何か所もアルバイトの面接を受けて、やっと採用されたのは工業製品の検品の仕事だった。
千鶴が勤める現場では、人と適度な距離をとりながら黙々と作業することができた。自分のことを正直に話せない千鶴には、この現場は居心地がよかった。
必死に働いて、ようやく仕事にも社会にも慣れ始めたある日。
同じアルバイトの女性が押していた台車が、千鶴の足にぶつかるという事故が起きた。
出血はしたものの、大した怪我ではなかったので、千鶴は気にしなかった。けれど、責任感がつよく親切な工場長は、千鶴を病院へ連れて行ってくれた。
そこで、千鶴の生い立ちの異常さが露見してしまった。
千鶴は健康保険証をもっていなかった。そんなものがあることも知らなかった。
付き添ってくれた工場長の、まん丸に見開かれた目が忘れられない。理解できないものを眺めるような、胡乱な眼差しだった。
勤め先を解雇された日、祖母が亡くなった。
息をしていない祖母に動転した千鶴が救急車を呼んだことで、小さな家でのささやかな暮らしは終わりをつげた。
千鶴の力ではどうしようもない現状。それを、祖母が最後の命の一滴をつかって、切り拓いてくれたようだった。
あとから知ったことだが、千鶴の母は詐欺罪で刑事告訴されていた。母からの音信がなくなったのは、それどころではなくなったからなのだろう。近く、起訴されるということだった。
教えてくれたのは、祖母に依頼されたという弁護士さん。
姉弟の後見人になった弁護士さんは、法務局に問い合わせて戸籍取得の申請を迅速に行ってくれた。戸籍はないものの、千鶴と弟の住民票はある。母の戸籍謄本、そして一枚だけ存在していた母子の写真など、種々の資料をそろえての戸籍取得手続き。千鶴ひとりでは、きっと何もできなかっただろう。

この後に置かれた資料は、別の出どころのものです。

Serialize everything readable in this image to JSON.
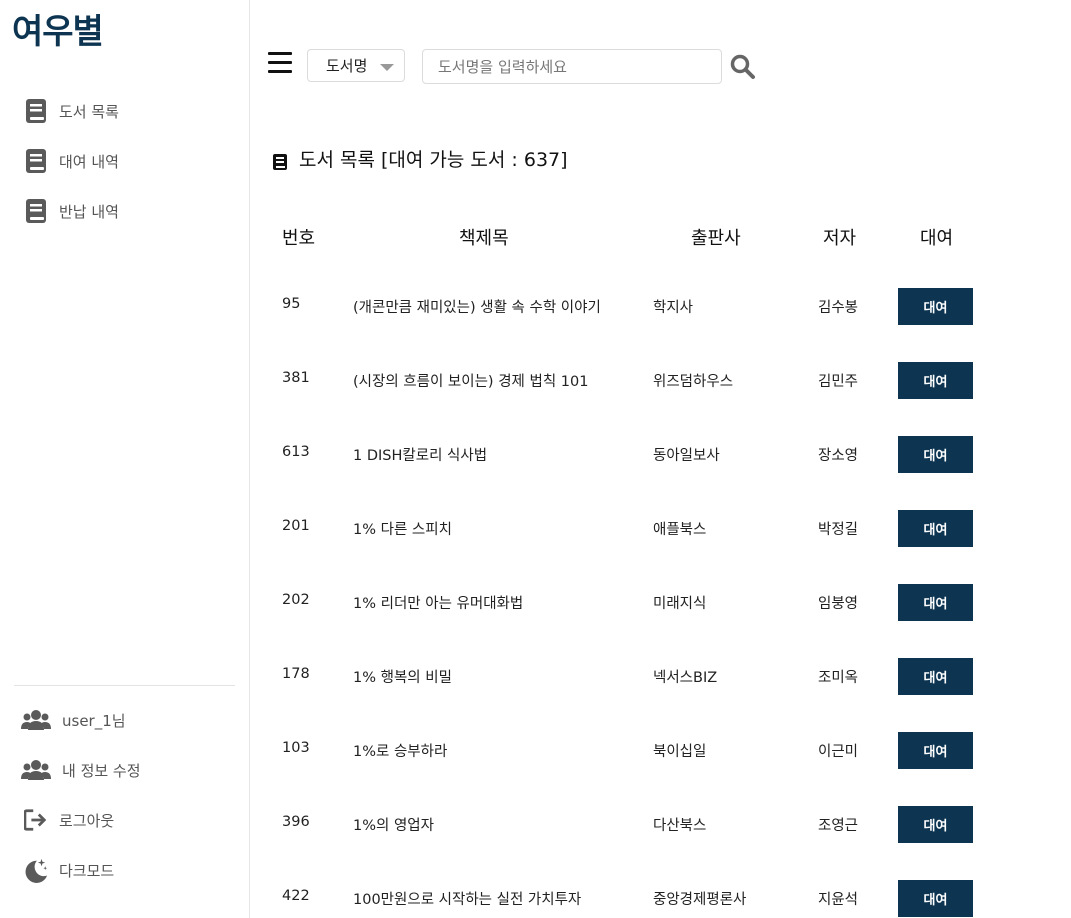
{
  "logo": "여우별",
  "sidebar": {
    "nav": [
      {
        "label": "도서 목록",
        "icon": "book-icon"
      },
      {
        "label": "대여 내역",
        "icon": "book-icon"
      },
      {
        "label": "반납 내역",
        "icon": "book-icon"
      }
    ],
    "bottom": [
      {
        "label": "user_1님",
        "icon": "users-icon"
      },
      {
        "label": "내 정보 수정",
        "icon": "users-icon"
      },
      {
        "label": "로그아웃",
        "icon": "logout-icon"
      },
      {
        "label": "다크모드",
        "icon": "moon-icon"
      }
    ]
  },
  "search": {
    "category": "도서명",
    "placeholder": "도서명을 입력하세요",
    "value": ""
  },
  "page_title": "도서 목록 [대여 가능 도서 : 637]",
  "table": {
    "headers": [
      "번호",
      "책제목",
      "출판사",
      "저자",
      "대여"
    ],
    "rows": [
      {
        "no": "95",
        "title": "(개콘만큼 재미있는) 생활 속 수학 이야기",
        "publisher": "학지사",
        "author": "김수봉",
        "action": "대여"
      },
      {
        "no": "381",
        "title": "(시장의 흐름이 보이는) 경제 법칙 101",
        "publisher": "위즈덤하우스",
        "author": "김민주",
        "action": "대여"
      },
      {
        "no": "613",
        "title": "1 DISH칼로리 식사법",
        "publisher": "동아일보사",
        "author": "장소영",
        "action": "대여"
      },
      {
        "no": "201",
        "title": "1% 다른 스피치",
        "publisher": "애플북스",
        "author": "박정길",
        "action": "대여"
      },
      {
        "no": "202",
        "title": "1% 리더만 아는 유머대화법",
        "publisher": "미래지식",
        "author": "임붕영",
        "action": "대여"
      },
      {
        "no": "178",
        "title": "1% 행복의 비밀",
        "publisher": "넥서스BIZ",
        "author": "조미옥",
        "action": "대여"
      },
      {
        "no": "103",
        "title": "1%로 승부하라",
        "publisher": "북이십일",
        "author": "이근미",
        "action": "대여"
      },
      {
        "no": "396",
        "title": "1%의 영업자",
        "publisher": "다산북스",
        "author": "조영근",
        "action": "대여"
      },
      {
        "no": "422",
        "title": "100만원으로 시작하는 실전 가치투자",
        "publisher": "중앙경제평론사",
        "author": "지윤석",
        "action": "대여"
      }
    ]
  },
  "colors": {
    "brand": "#0d3552",
    "icon": "#555555"
  }
}
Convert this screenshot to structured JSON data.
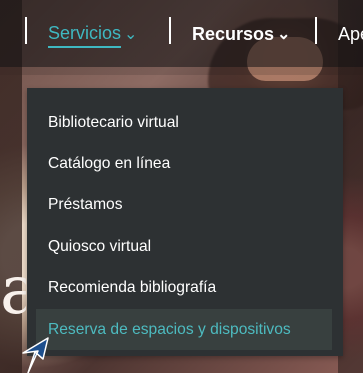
{
  "page": {
    "decorative_background_letter": "a"
  },
  "nav": {
    "items": [
      {
        "label": "Servicios",
        "icon": "chevron-down-icon",
        "state": "active"
      },
      {
        "label": "Recursos",
        "icon": "chevron-down-icon",
        "state": "default"
      },
      {
        "label": "Ape",
        "state": "partially-visible"
      }
    ],
    "chevron_glyph": "⌄"
  },
  "dropdown": {
    "items": [
      {
        "label": "Bibliotecario virtual"
      },
      {
        "label": "Catálogo en línea"
      },
      {
        "label": "Préstamos"
      },
      {
        "label": "Quiosco virtual"
      },
      {
        "label": "Recomienda bibliografía"
      },
      {
        "label": "Reserva de espacios y dispositivos",
        "state": "highlighted"
      }
    ]
  },
  "colors": {
    "accent": "#3FB8C1",
    "dropdown_background": "#2D3133",
    "highlight_background": "#38403F",
    "cursor": "#1D4F8D"
  },
  "icons": {
    "cursor": "mouse-pointer-icon"
  }
}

さらに弁護士さんは、弟に良い養子縁組先を見つけてくれ、千鶴には職場を斡旋してくれた。
ぷくぷくの赤ちゃんの頃から育てた弟と離れるのは、身が千切られるほど寂しい。けれど、彼の新しい人生のためだと思えば耐えられる。
祖母の喪が明け、二十歳になったばかりの秋。
心も身体も、生きているかどうかわからなかった千鶴が、ようやく地に足をつけて立てた気がしていた。